O Relatório detalha numerosos exemplos de tortura, as horríveis condições das prisões, além da falta de esforço das autoridades de investigação e de promotoria para lidar com o problema. No final, Rodley coloca uma série de recomendações concretas, baseadas em anos de experiência investigando tortura além da informação recebida no Brasil.

Abaixo, nós expomos algumas das mais importantes observações, por tópico, do Relatório do Relator Especial.
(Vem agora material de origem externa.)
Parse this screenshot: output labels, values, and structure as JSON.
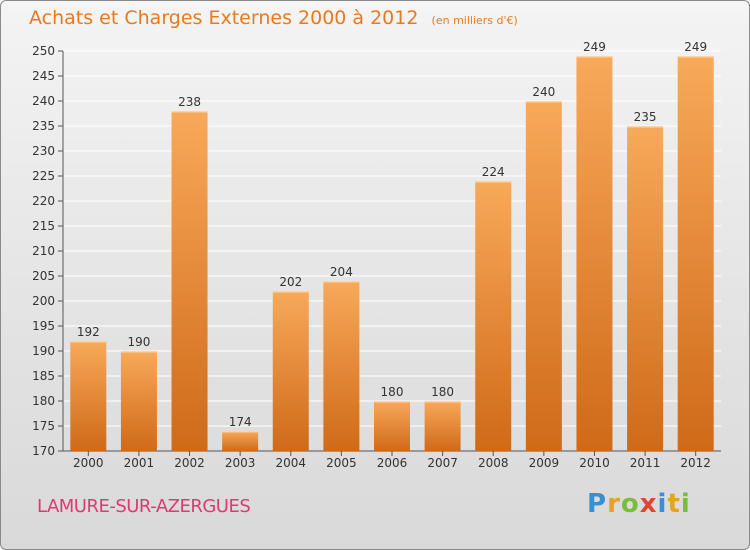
{
  "header": {
    "title": "Achats et Charges Externes 2000 à 2012",
    "unit": "(en milliers d'€)"
  },
  "footer": {
    "commune": "LAMURE-SUR-AZERGUES",
    "logo_letters": [
      "P",
      "r",
      "o",
      "x",
      "i",
      "t",
      "i"
    ],
    "logo_colors": [
      "#3a8fd0",
      "#e8a21e",
      "#7bbd3a",
      "#e2452f",
      "#3a8fd0",
      "#e8a21e",
      "#7bbd3a"
    ]
  },
  "colors": {
    "bar_top": "#f8a95a",
    "bar_bottom": "#cf6a18",
    "title": "#e87a1e",
    "grid": "#ffffff"
  },
  "chart_data": {
    "type": "bar",
    "title": "Achats et Charges Externes 2000 à 2012",
    "subtitle": "(en milliers d'€)",
    "categories": [
      "2000",
      "2001",
      "2002",
      "2003",
      "2004",
      "2005",
      "2006",
      "2007",
      "2008",
      "2009",
      "2010",
      "2011",
      "2012"
    ],
    "values": [
      192,
      190,
      238,
      174,
      202,
      204,
      180,
      180,
      224,
      240,
      249,
      235,
      249
    ],
    "ylim": [
      170,
      250
    ],
    "yticks": [
      170,
      175,
      180,
      185,
      190,
      195,
      200,
      205,
      210,
      215,
      220,
      225,
      230,
      235,
      240,
      245,
      250
    ],
    "grid": true,
    "legend": "none"
  }
}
Medidas Cosméticas e Má-Fé

Em várias ocasiões, o Relator Especial indicou que medidas cosméticas teriam sido tomadas imediatamente antes de sua visita, demonstrando a falta da boa fé e/ou conchavo das autoridades locais. Neste sentido, prisioneiros da abominável masmorra e do Pavilhão Quatro da Casa de Detenção do Carandiru teriam recebido colchões no dia anterior à visita do Relator Especial. No Instituto Padre Severino no Rio de Janeiro, um centro de detenção juvenil eufemisticamente referido como "escola", houve aulas no dia de sua visita, um fato completamente desconhecido pelas ONGs que visitam o Instituto diariamente. Extraordinariamente, em três das delegacias mais movimentadas de Recife (a 16a. , 15a. e a Primeira) não haviam presos no dia da visita do Relator Especial. Como uma defensora de Direitos Humanos que acompanhou a missão em Pernambuco observou, no entanto, na Primeira delegacia uma faixa das Nações Unidas tinha sido colocada atrás do delegado quando Rodley visitou o local.

Sobre a Superlotação e as Condições das Prisões:

Em suas conclusões, Rodley enfatiza que as condições abismais nas prisões agravaram a preocupação do Relator Especial em Tortura.
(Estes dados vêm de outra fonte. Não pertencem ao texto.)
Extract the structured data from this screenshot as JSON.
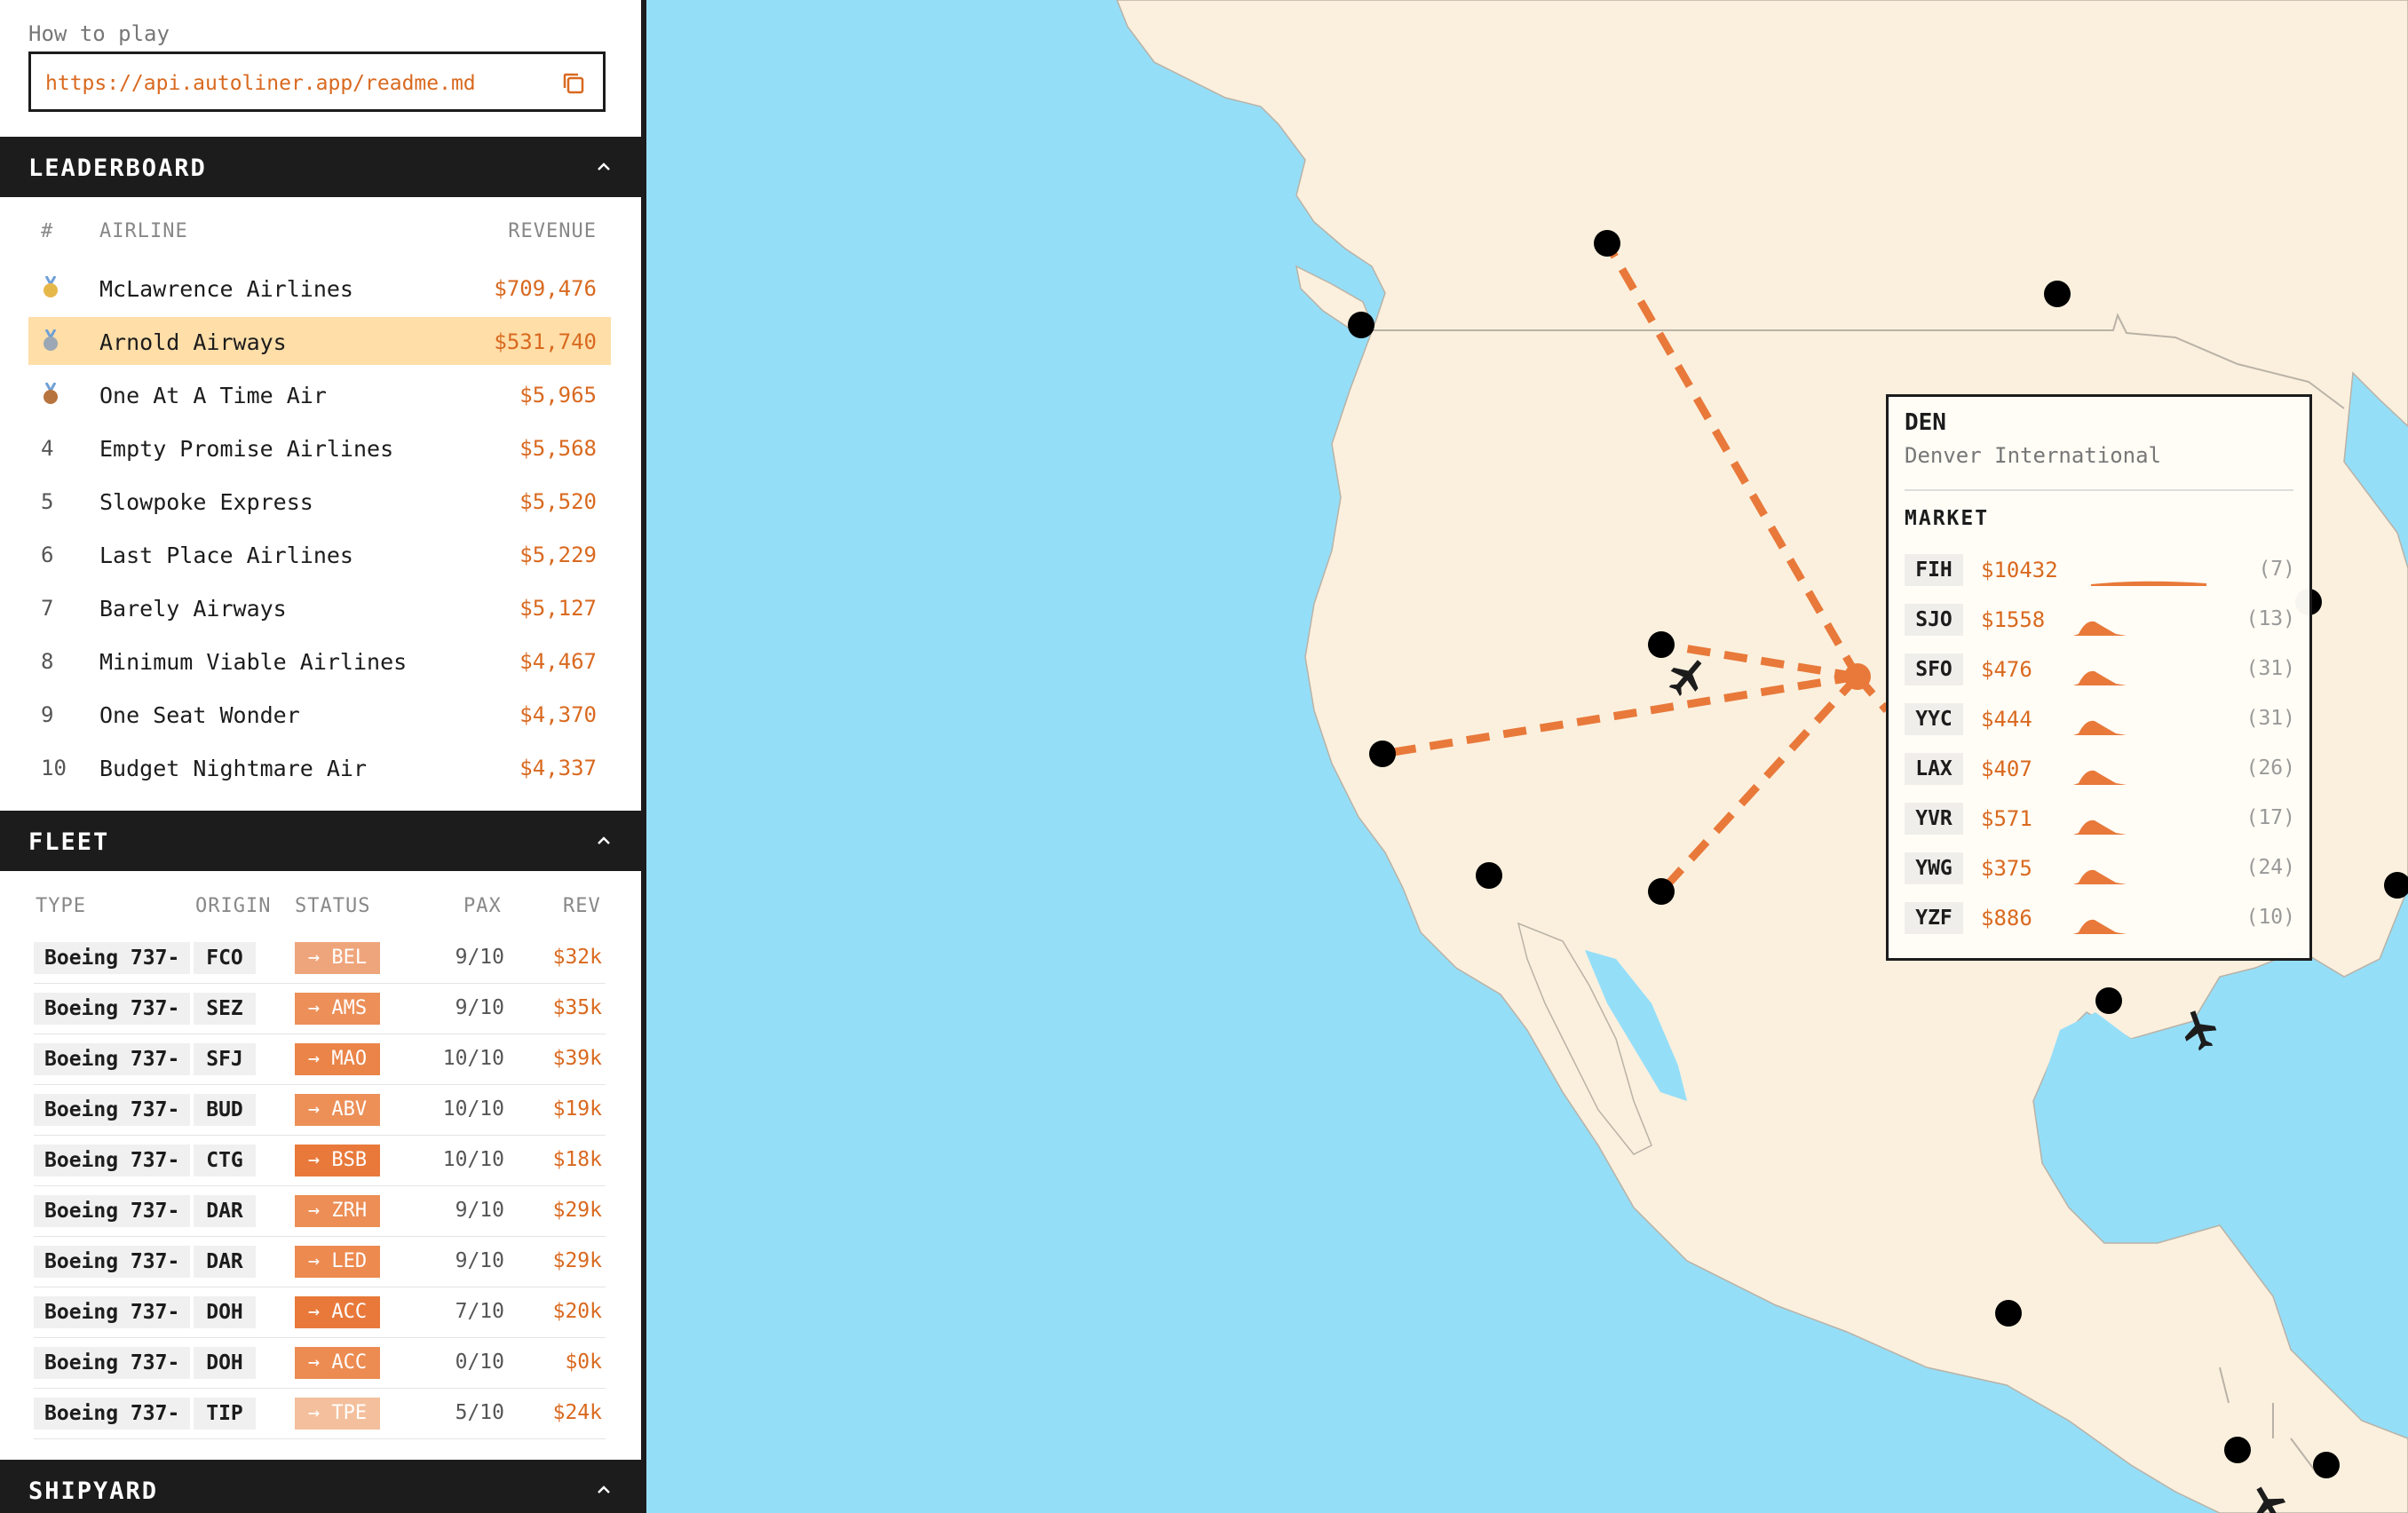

Além disso, as condições nas prisões em muitos lugares são, como advertidas francamente pelas próprias autoridades, subumanas. As piores condições encontradas pelo Relator Especial tenderam a ser nas celas policiais, onde as pessoas eram mantidas por mais do que o período legalmente prescrito de 24 horas. O Relator Especial foi impelido a notar a agressão intolerável aos sentidos com que ele se deparou em muitos lugares de detenção, especialmente nas prisões que ele visitou, agressão tamanha que ele não tem palavras para classificar. O problema não foi atenuado pelo fato das autoridades terem lhe avisado anteriormente das condições que ele iria se deparar. Ele pôde somente compadecer-se da declaração frequente que ele ouviu daqueles aglutinados lá dentro, "eles nos tratam como animais e esperam que nos comportemos como gente quando sairmos."

Alguns exemplos de graves casos de superlotação observadas pelo Relator Especial incluem:

No DEPATRI, São Paulo:

o DEPATRI . . a prisão é dividida em quatro seções, das quais somente uma estava em uso, as outras foram alegadamente destruídas em rebeliões. A seção ainda em uso é composta por quatro celas, medindo aproximadamente 20 metros quadrados e comportando naquele dia 178 pessoas, enquanto a capacidade oficial é de 15 pessoas. Como não há pátio, os detentos são obrigados a passar as 24 horas do dia dentro de suas celas.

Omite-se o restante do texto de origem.